Работа проводилась в рамках проекта Роспотребнадзора по оценке иммунитета населения к вирусу SARS-CoV-2 у населения Российской Федерации.Содержание антител к SARS-CoV-2 определяли методом ИФА с использованием набора для анализа сыворотки или плазмы крови человека на наличие специфических IgG к нуклеокапсиду вируса SARS-CoV-2 производства Государственного научного центра. прикладной микробиологии и биотехнологии (Оболенск) согласно инструкции по применению. Результаты и обсуждение. Исследование показало, что коллективный иммунитет населения Ленинградской области составляет 20,7%. Максимальный уровень установлен у детей 1–6 лет (42.3%) и люди старше 70 лет (29,0%). Самый высокий уровень серопозитивности, за исключением детей и пожилых людей, выявлен среди безработных (25,1%). Самый низкий уровень серологической распространенности выявлен у государственных служащих (12,8%) и военнослужащих (16,7%). Доказано, что риск заражения увеличивается в 1,5 раза при контакте с больными COVID-19. После контакта с вирусом COVID-19 антитела вырабатываются в 82,1% случаев.
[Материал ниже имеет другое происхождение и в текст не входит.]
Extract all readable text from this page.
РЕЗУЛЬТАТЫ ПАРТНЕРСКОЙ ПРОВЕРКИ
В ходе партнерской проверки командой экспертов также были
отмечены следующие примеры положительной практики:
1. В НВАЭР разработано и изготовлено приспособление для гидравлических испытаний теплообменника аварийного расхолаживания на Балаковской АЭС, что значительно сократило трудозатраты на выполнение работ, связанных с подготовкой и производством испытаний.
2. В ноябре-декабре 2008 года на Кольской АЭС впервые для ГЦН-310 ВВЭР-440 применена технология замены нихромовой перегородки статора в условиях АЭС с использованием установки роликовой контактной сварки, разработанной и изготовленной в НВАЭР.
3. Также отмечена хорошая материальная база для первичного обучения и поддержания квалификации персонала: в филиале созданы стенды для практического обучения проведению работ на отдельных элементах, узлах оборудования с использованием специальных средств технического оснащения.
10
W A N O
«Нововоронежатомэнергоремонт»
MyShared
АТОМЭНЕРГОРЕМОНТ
У лиц с положительным результатом ПЦР, полученным ранее, антитела обнаруживаются у 82.8% случаев. Доля бессимптомных форм среди серопозитивных жителей Ленинградской области составила 86,9%. Результаты оценки коллективного иммунитета к SARS-CoV-2 у населения Ленинградской области свидетельствуют о том, что в период интенсивной передачи COVID-19 сформировался средний уровень серораспространенности. Значительная доля бессимптомных форм инфекции характеризует высокую интенсивность латентно развивающегося эпидемического процесса. Полученные результаты следует учитывать при организации профилактических мероприятий, в том числе вакцинации, и прогнозировании заболеваемости.»,
author =» Попова, {А. Ю.} и Ежлова, {Э. Б.} и Мел {\ textquoteright} никова, {А. A.} и Historik, {O. А.} и Мосевич, {О. С.} и Лялина, {Л. В.} и Смирнов {В. С.} и Черный, {М. А.} и Балабышева, {Н. С.} и Логинова {И. С.} и Владимирова {О. С.} и Самоглядова {И. С.} и Васев {Н. А.} и Румянцева, {С. В.} и Чупалова {Э.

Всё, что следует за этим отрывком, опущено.